For instance, some commenters are now using ASCII text to leave picture comments, which isn’t abusive as much as it is disruptive – it’s probably not the “high quality” feedback Google had in mind when making this change.
As security researcher Graham Cluley explains today, YouTube may have been home to “some of the most unpleasant, purile and single-braincelled comments in the universe” but it never before had a problem with link spam, because the older commenting system prevented users from leaving messages which included clickable links. But that changed when Google+ comments arrived.
Google had positioned the change as one which would lead to better feedback, for publishers, since it was doing away with the negativity that inevitability arises when anonymous commenting is supported. (Google+ users have to set up accounts using their “real name,” which should have cut down on the abuse.) But better comments were not the result, as it turned out.
Google quickly realized that the system was not as well-guarded against those who would leverage the link-posting capability for less than reputable purposes. Spammers, scammers and those posting malware in link format took advantage of the new system. In his post, Cluley notes that there was so much abuse that some YouTube publishers, including video games reviewer PewDiePie for example, disabled Google+ comments completely after the front pages of its comments sections on videos were filled with links to viruses and spam.
Part of the problem with the abuse is that Google+ favors those whose comments get the most replies. Since many on the web don’t know the ol’ web adage “don’t feed the trolls,” spamming and abusive comments would rise to the top as other angry commenters responded.
On Monday, Google finally issued a progress report on the efforts it has made at addressing the spam and abuse. Again on the YouTube Creators blog, the company announced that video site has now made a number of changes to combat the increase in spammy comments. These include: “better recognition of bad links and impersonation attempts,” “improved ASCII art detection,” and “changing how long comments are displayed,” the post explains.

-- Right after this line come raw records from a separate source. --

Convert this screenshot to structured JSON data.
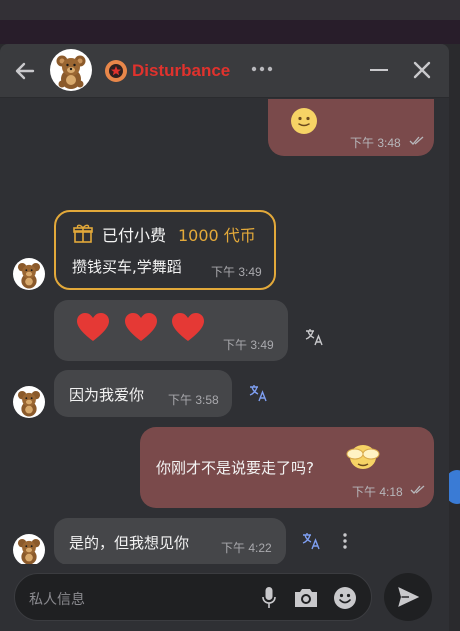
{
  "chat": {
    "name": "Disturbance",
    "name_color": "#e0322d"
  },
  "messages": [
    {
      "id": "m1",
      "direction": "out",
      "content": "emoji-smile",
      "time": "下午 3:48"
    },
    {
      "id": "m2",
      "direction": "in",
      "type": "gift",
      "gift_label": "已付小费",
      "gift_amount": "1000 代币",
      "text": "攒钱买车,学舞蹈",
      "time": "下午 3:49"
    },
    {
      "id": "m3",
      "direction": "in",
      "content": "hearts",
      "time": "下午 3:49"
    },
    {
      "id": "m4",
      "direction": "in",
      "text": "因为我爱你",
      "time": "下午 3:58"
    },
    {
      "id": "m5",
      "direction": "out",
      "text": "你刚才不是说要走了吗?",
      "time": "下午 4:18"
    },
    {
      "id": "m6",
      "direction": "in",
      "text": "是的，但我想见你",
      "time": "下午 4:22"
    }
  ],
  "composer": {
    "placeholder": "私人信息"
  },
  "colors": {
    "outgoing_bubble": "#7a4a4b",
    "incoming_bubble": "#454649",
    "gift_border": "#e3a93a",
    "heart": "#e53935"
  }
}
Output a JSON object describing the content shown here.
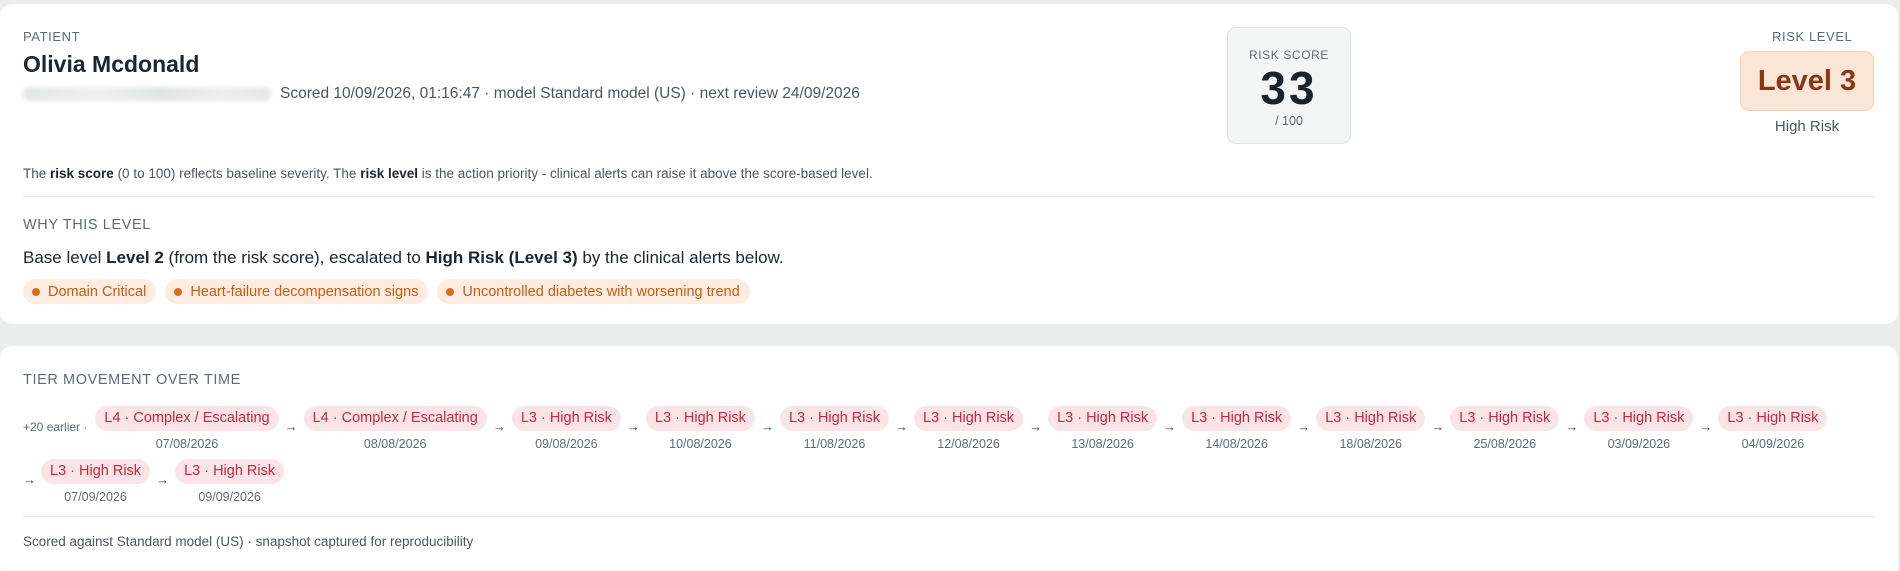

“We know the spam issues made it hard to use the new system at first, and we’re excited to see more of you getting involved as we’ve fixed issues,” reads the post signed by the “YouTube Comments Team.”
The company also promised other changes were in the works, too, such as threaded conversations, formatted comments, and the much-requested option of bulk moderation. And the comments team added also that they’re still working on “improving comment ranking,” which will continue to be necessary as scammers try to find workarounds to the new system and get their comments moved up to the top yet again.